Note: most Test* benchmarks skip under -short. Always omit -short and use -count=1 so the Go test cache does not serve a stale run.

Interpreting results

Compare runs against the canonical table in docs/30-performance-baselines.md and the catalog at _STYLE.md § Numbers must come from measurement.

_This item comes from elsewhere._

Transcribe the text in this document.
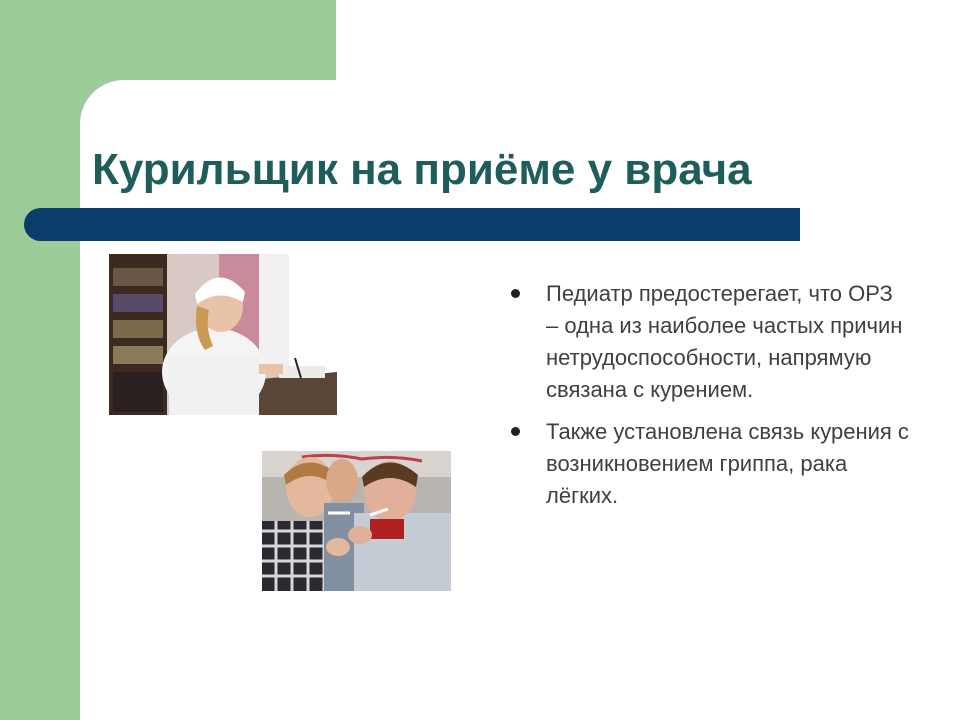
Курильщик на приёме у врача
Педиатр предостерегает, что ОРЗ – одна из наиболее частых причин нетрудоспособности, напрямую связана с курением.
Также установлена связь курения с возникновением гриппа, рака лёгких.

The reference box used in those tables is a 12-core Linux host (kernel 5.15, WSL2-compatible), Go 1.25.0, local Pebble, loopback gRPC, no fsync.

What to look for:

  • k6: http_req_duration p95/p99, checks rate, custom thresholds in each script. Cross-check with /metrics counters (codeq_task_created_total, codeq_task_claimed_total, codeq_task_completed_total).
  • Go bench: each saturation step logs rate=<N> tasks/s — plot the curve, look for the plateau. If the plateau is below baseline by more than 5%, capture the pprof and bisect.
  • Memory and GC: BenchmarkGCPressure_* in gc_pressure_bench_test.go reports allocs/op. A regression there usually shows up as a throughput drop in TestProfile_FullCycle under sustained load.

Warning: Pebble harnesses write to t.TempDir() and clean up on success. A kill -9 mid-run leaves a directory under /tmp — reclaim with rm -rf /tmp/TestProfile_FullCycle* if your CI runner is disk-bound.